Using BrowserSync with Harp

So you love using Harp, but you hate refreshing the browser every time you've made a change? BrowserSync to the rescue!

The good guys at Harp are working on building this into the platform, but until then it's actually very easy to do yourself. You just need npm and to enter a single command in the Terminal.

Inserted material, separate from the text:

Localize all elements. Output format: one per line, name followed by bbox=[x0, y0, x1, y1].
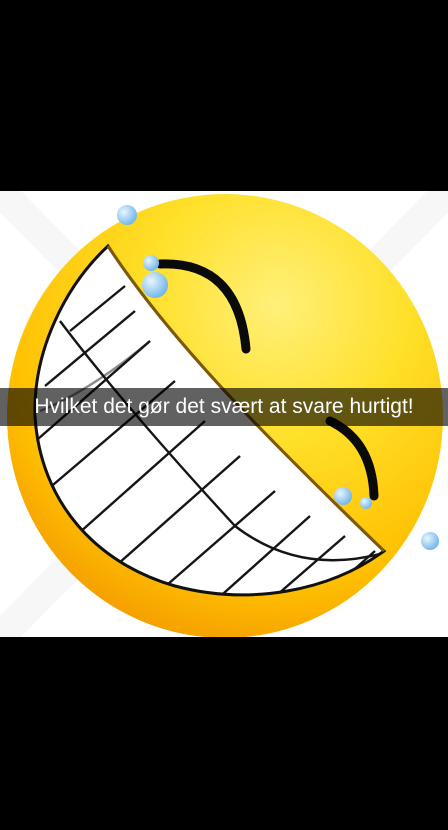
snap-screen: Hvilket det gør det svært at svare hurti… bbox=[0, 0, 448, 830]
caption-text: Hvilket det gør det svært at svare hurti… bbox=[34, 395, 414, 418]
caption-bar: Hvilket det gør det svært at svare hurti… bbox=[0, 388, 448, 426]
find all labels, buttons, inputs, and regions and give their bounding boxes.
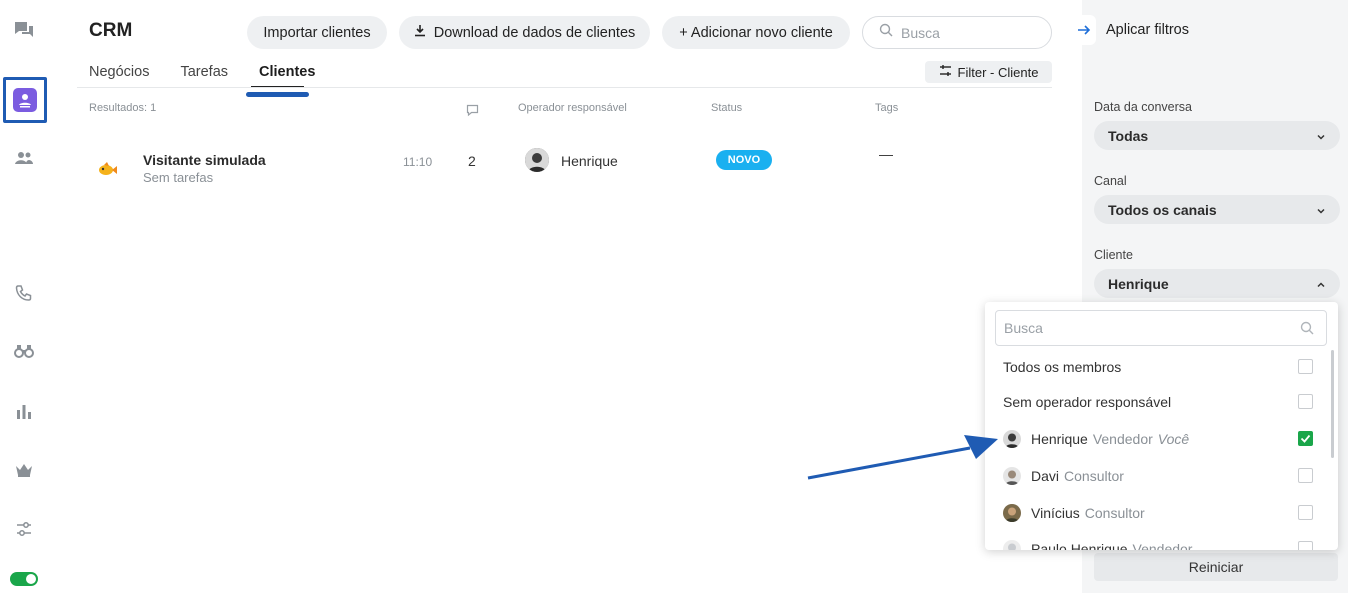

First we need to install BrowserSync with npm:

npm install -g browser-sync

Now we just have to run the Harp server, and then start BrowserSync as proxy in front of it:

harp server &
browser-sync start --proxy 'localhost:9000' --files 'public/**/*.jade, public/**/*.md, public/**/*.less'

As you can see, we are now watching for changes to the jade, markdown and less files in our public folder, and BrowserSync will automatically refresh your browser when any of these files change.

Script

It can be a bit difficult to remember that long command, so let's create a small script to do this. I'll show how to do this with either npm or as a bash script.

npm

In your package.json under "scripts": {} add the script under a good name like "dev":

"scripts": {
    "dev": "harp server & browser-sync start --proxy 'localhost:9000' --files 'public/**/*.jade, public/**/*.md, public/**/*.less, public/**/_data.json'"
}

Now you can run Harp with BrowserSync using this command:

npm run dev

bash

If you don't use npm, you can create a bash script instead. In the root of your project folder create a file called browsersync, and paste the following into that file:

#!/bin/bash
harp server &
browser-sync start --proxy 'localhost:9000' --files 'public/**/*.jade, public/**/*.md, public/**/*.less'

Then we need to make that file executable:

chmod +x browsersync

And now we can run it:

./browsersync

Enjoy the stress free world of coding with automatic browser updates.